Savannah is hilly in places, especially along the riverfront, and there were multi-levels of buildings and paths down to the riverfront. Some of the public and historic staircases were quite steep!




The Hyatt itself, as well as several other hotels and shopping complexes had elevators down to the riverfront level, but the main entrances might actually be on the fourth floor. We had a nice room on the third guest level, but it was more like actually level five or six, as it was a couple levels above the grand and open lobby. We saw many boats pass by out our windows, including the Georgia Queen sightseeing boat and some huge cargo ships.





During our two night stay in Savannah, we took well advantage of our premium location and valeted the car at the hotel, and didn’t use it again until we checked out on Sunday. As Hyatt Globalist members, we also enjoyed two great perks of free parking (which was $38 a day!) as well as free full breakfasts for two each day.
We ate and drank and were merry at several establishments along the waterfront area including:
Moon River Brewery (brewskis and lunch, conveniently located right across the street from the Hyatt Regency Hotel.






Boar’s Head Inn (Dinner first night, a bit noisy due to the adjacent and lively pub, but good food and service)





Churchhill’s Grille and Pub (after dinner to late night drinks on a rooftop bar!)



Another Rooftop Bar (Classy tapas and drink rooftop bar just down the street from the Hyatt)





River House Restaurant (casually elegant seafood restaurant, tablecloth, quiet, and excellent service overlooking
Riverfront. Ate indoors, but could people watch out the window as well as see the riverboats.)





And if that wasn’t enough, we explored several of the other rooftop bars in search of lunch, including the Marriott Entertainment Complex. The Marriott Entertainment Complex was huge with lots of ground level restaurants as well as rooftop bars and restaurants, and everything in between such as this giant dinosaur mock-up in the lobby.



Even though it was 3pm in the afternoon on a Sunday however, everything there was either booked up, or had an hour wait for food. It was a bit noisy anyway with the Sunday afternoon party crowd, so wisely left and went to the aforementioned rooftop bar for lunch.



We did walk back down to the Marriott Entertainment Complex on Sunday night after dinner, and it was still quite busy outdoors, with everything from a Cirque del Soloe type show to Magic acts and street performers entertaining the onlookers.




While we didn’t do the river cruise on the Georgia Queen, we saw it going up and down the river throughout our stay, with everything from sightseeing cruises, to lunch and dinner cruises.


I wanted to take the dinner cruise, but DOS thought this wouldn’t be the time to take a BUFFET dinner in these COVID times (even though we are fully vaccinated), especially after seeing some of the drunken types we saw getting off the ship.

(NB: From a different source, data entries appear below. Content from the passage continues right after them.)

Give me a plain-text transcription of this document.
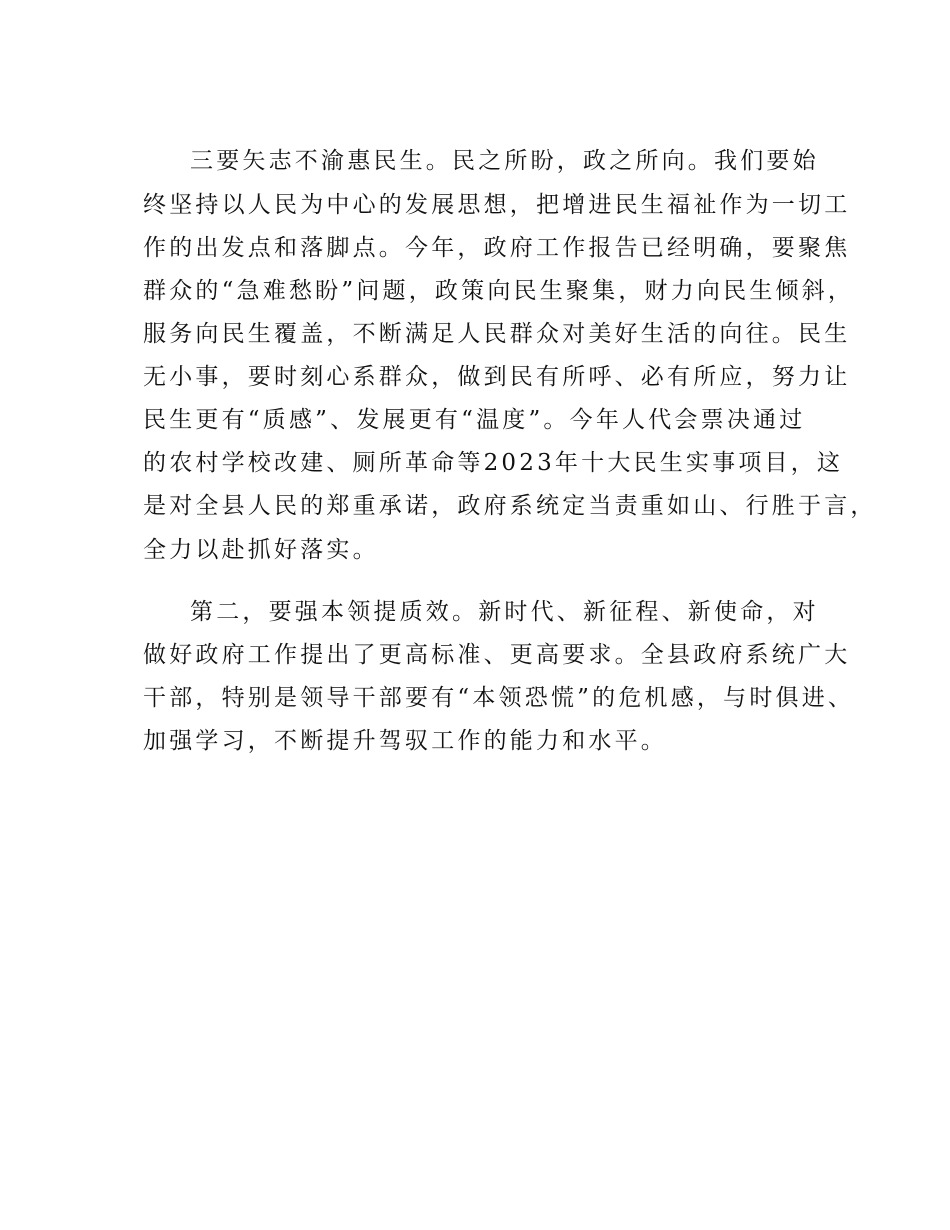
三要矢志不渝惠民生。民之所盼，政之所向。我们要始
终坚持以人民为中心的发展思想，把增进民生福祉作为一切工
作的出发点和落脚点。今年，政府工作报告已经明确，要聚焦
群众的“急难愁盼”问题，政策向民生聚集，财力向民生倾斜，
服务向民生覆盖，不断满足人民群众对美好生活的向往。民生
无小事，要时刻心系群众，做到民有所呼、必有所应，努力让
民生更有“质感”、发展更有“温度”。今年人代会票决通过
的农村学校改建、厕所革命等2023年十大民生实事项目，这
是对全县人民的郑重承诺，政府系统定当责重如山、行胜于言，
全力以赴抓好落实。
第二，要强本领提质效。新时代、新征程、新使命，对
做好政府工作提出了更高标准、更高要求。全县政府系统广大
干部，特别是领导干部要有“本领恐慌”的危机感，与时俱进、
加强学习，不断提升驾驭工作的能力和水平。
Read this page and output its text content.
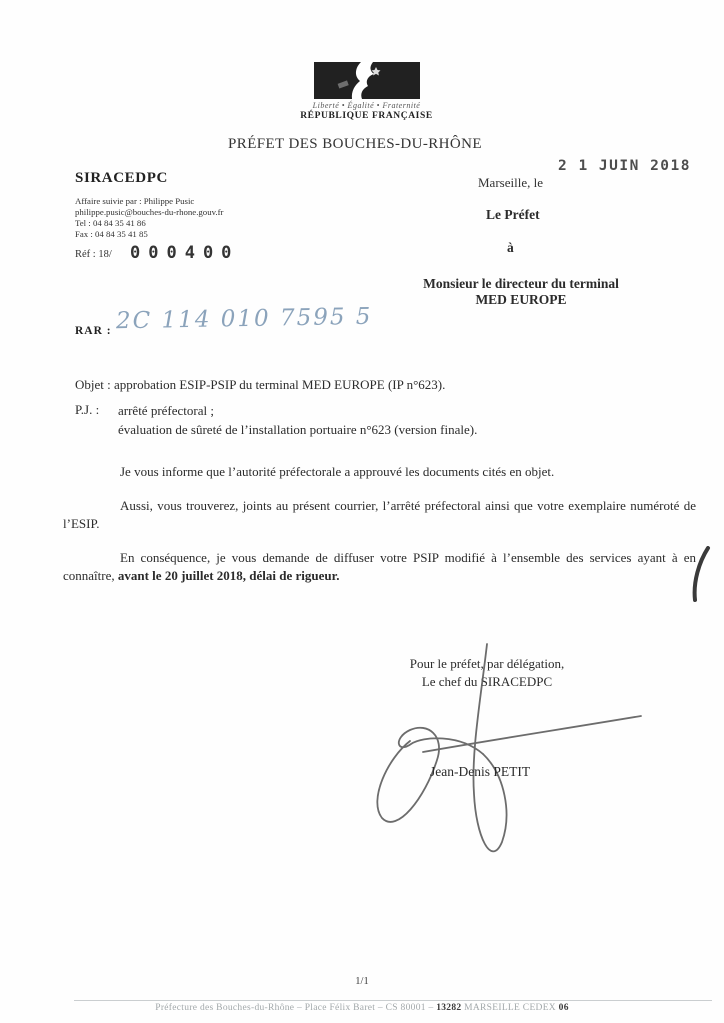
Liberté • Égalité • Fraternité
RÉPUBLIQUE FRANÇAISE
PRÉFET DES BOUCHES-DU-RHÔNE
SIRACEDPC
Affaire suivie par : Philippe Pusic
philippe.pusic@bouches-du-rhone.gouv.fr
Tel : 04 84 35 41 86
Fax : 04 84 35 41 85
Réf : 18/ 000400
Marseille, le
2 1 JUIN 2018
Le Préfet
à
Monsieur le directeur du terminal
MED EUROPE
RAR : 2C 114 010 7595 5
Objet : approbation ESIP-PSIP du terminal MED EUROPE (IP n°623).
P.J. : arrêté préfectoral ;
évaluation de sûreté de l’installation portuaire n°623 (version finale).

Je vous informe que l’autorité préfectorale a approuvé les documents cités en objet.

Aussi, vous trouverez, joints au présent courrier, l’arrêté préfectoral ainsi que votre exemplaire numéroté de l’ESIP.

En conséquence, je vous demande de diffuser votre PSIP modifié à l’ensemble des services ayant à en connaître, avant le 20 juillet 2018, délai de rigueur.

Pour le préfet, par délégation,
Le chef du SIRACEDPC
Jean-Denis PETIT
1/1
Préfecture des Bouches-du-Rhône – Place Félix Baret – CS 80001 – 13282 MARSEILLE CEDEX 06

There were also several huge and fully loaded cargo ships that sailed on the river periodically during our stay, assisted by tug boats. We had to wonder what was contained in all those cargo bins; iPhones, iPads, computers, TVs, cars? Who knows but those ships were carrying some serious cargo loads.

We did take a nice trolley tour, which was narrated, and operated similar to a Hop on Hop off bus, as it had 15 different stops throughout the city. We had a great tour driver named Arthur and he pointed out a lot of interesting facts such as movies filmed in the area we toured, the history of Savannah, the beautiful architecture, churches etc.


The tour was quite informative actually, and at some of the major stops an actor/actress would board the bus in period costume and introduce themselves in character telling about their neighborhood; i.e. gangster, business owner, mortician etc.


Here are some additional photos from the trolley tour we took, and some repeats from above as well, in a gallery format.
Finally, as all good things come to end, our quick 2 night stop in Savannah was over at a whirlwind pace, due to the nonstop walking, touring, roof-top hopping etc. We had a wonderful time, but when we do it again, we will come during the weekdays, as the weekends were quite crowded, and restaurants were full. Dinner reservations are a must!
Our next stop on Sunday is Hilton Head Island.